Vivekanand Education Society Institute of Management Studies & Research (VESIM) is a premier business school located in Mumbai, Maharashtra, India.

==Accreditation==

The post graduation programs of VESIM are All India Council for Technical Education (AICTE) approved, accredited by the National Board of Accreditation (NBA) and accorded equivalence with MBA Degree of an Indian University by Association of Indian Universities (AIU).

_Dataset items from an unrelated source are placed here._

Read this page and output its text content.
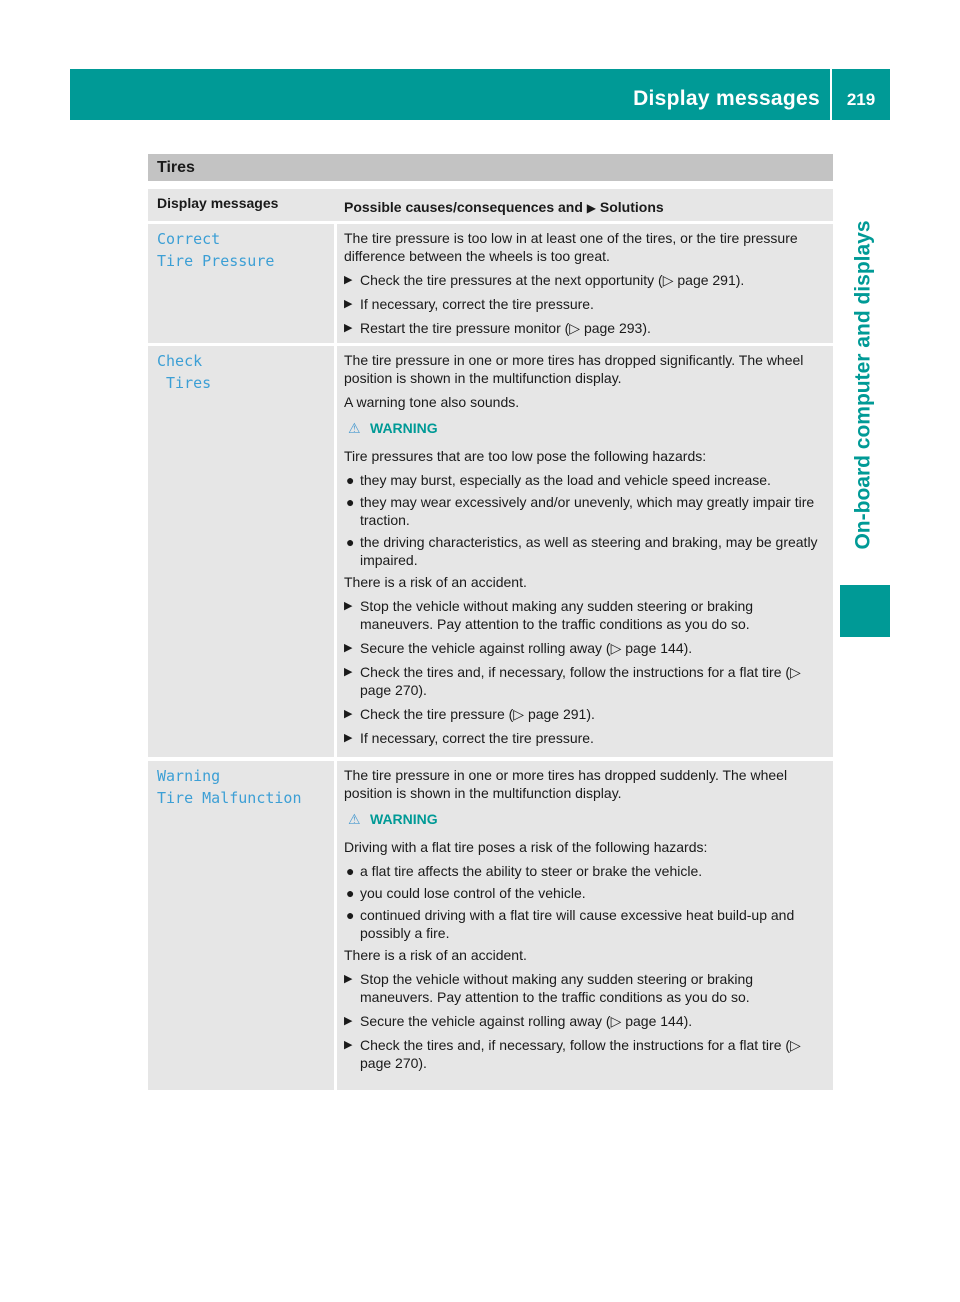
Display messages	219
On-board computer and displays
Tires
Display messages	Possible causes/consequences and ▶ Solutions
Correct
Tire Pressure

The tire pressure is too low in at least one of the tires, or the tire pressure difference between the wheels is too great.

▶ Check the tire pressures at the next opportunity (▷ page 291).
▶ If necessary, correct the tire pressure.
▶ Restart the tire pressure monitor (▷ page 293).
Check
Tires

The tire pressure in one or more tires has dropped significantly. The wheel position is shown in the multifunction display.

A warning tone also sounds.

⚠ WARNING

Tire pressures that are too low pose the following hazards:

● they may burst, especially as the load and vehicle speed increase.
● they may wear excessively and/or unevenly, which may greatly impair tire traction.
● the driving characteristics, as well as steering and braking, may be greatly impaired.

There is a risk of an accident.

▶ Stop the vehicle without making any sudden steering or braking maneuvers. Pay attention to the traffic conditions as you do so.
▶ Secure the vehicle against rolling away (▷ page 144).
▶ Check the tires and, if necessary, follow the instructions for a flat tire (▷ page 270).
▶ Check the tire pressure (▷ page 291).
▶ If necessary, correct the tire pressure.
Warning
Tire Malfunction

The tire pressure in one or more tires has dropped suddenly. The wheel position is shown in the multifunction display.

⚠ WARNING

Driving with a flat tire poses a risk of the following hazards:

● a flat tire affects the ability to steer or brake the vehicle.
● you could lose control of the vehicle.
● continued driving with a flat tire will cause excessive heat build-up and possibly a fire.

There is a risk of an accident.

▶ Stop the vehicle without making any sudden steering or braking maneuvers. Pay attention to the traffic conditions as you do so.
▶ Secure the vehicle against rolling away (▷ page 144).
▶ Check the tires and, if necessary, follow the instructions for a flat tire (▷ page 270).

VESIM has been awarded "A" grade by the Directorate of Technical Education, Maharashtra (DTE) in 2007. VESIM has also received the National Assessment And Accreditation Council (NAAC) accreditation.

== Rankings and awards ==
Bronze winner in the category ‘Pedagogy for Developing Job Competencies in MBAs’ at the "9th Indian Management Conclave Award 2018" held at IIM Bangalore

Ranked among Top 76-100 Rank Band PAN India by NIRF for 2019.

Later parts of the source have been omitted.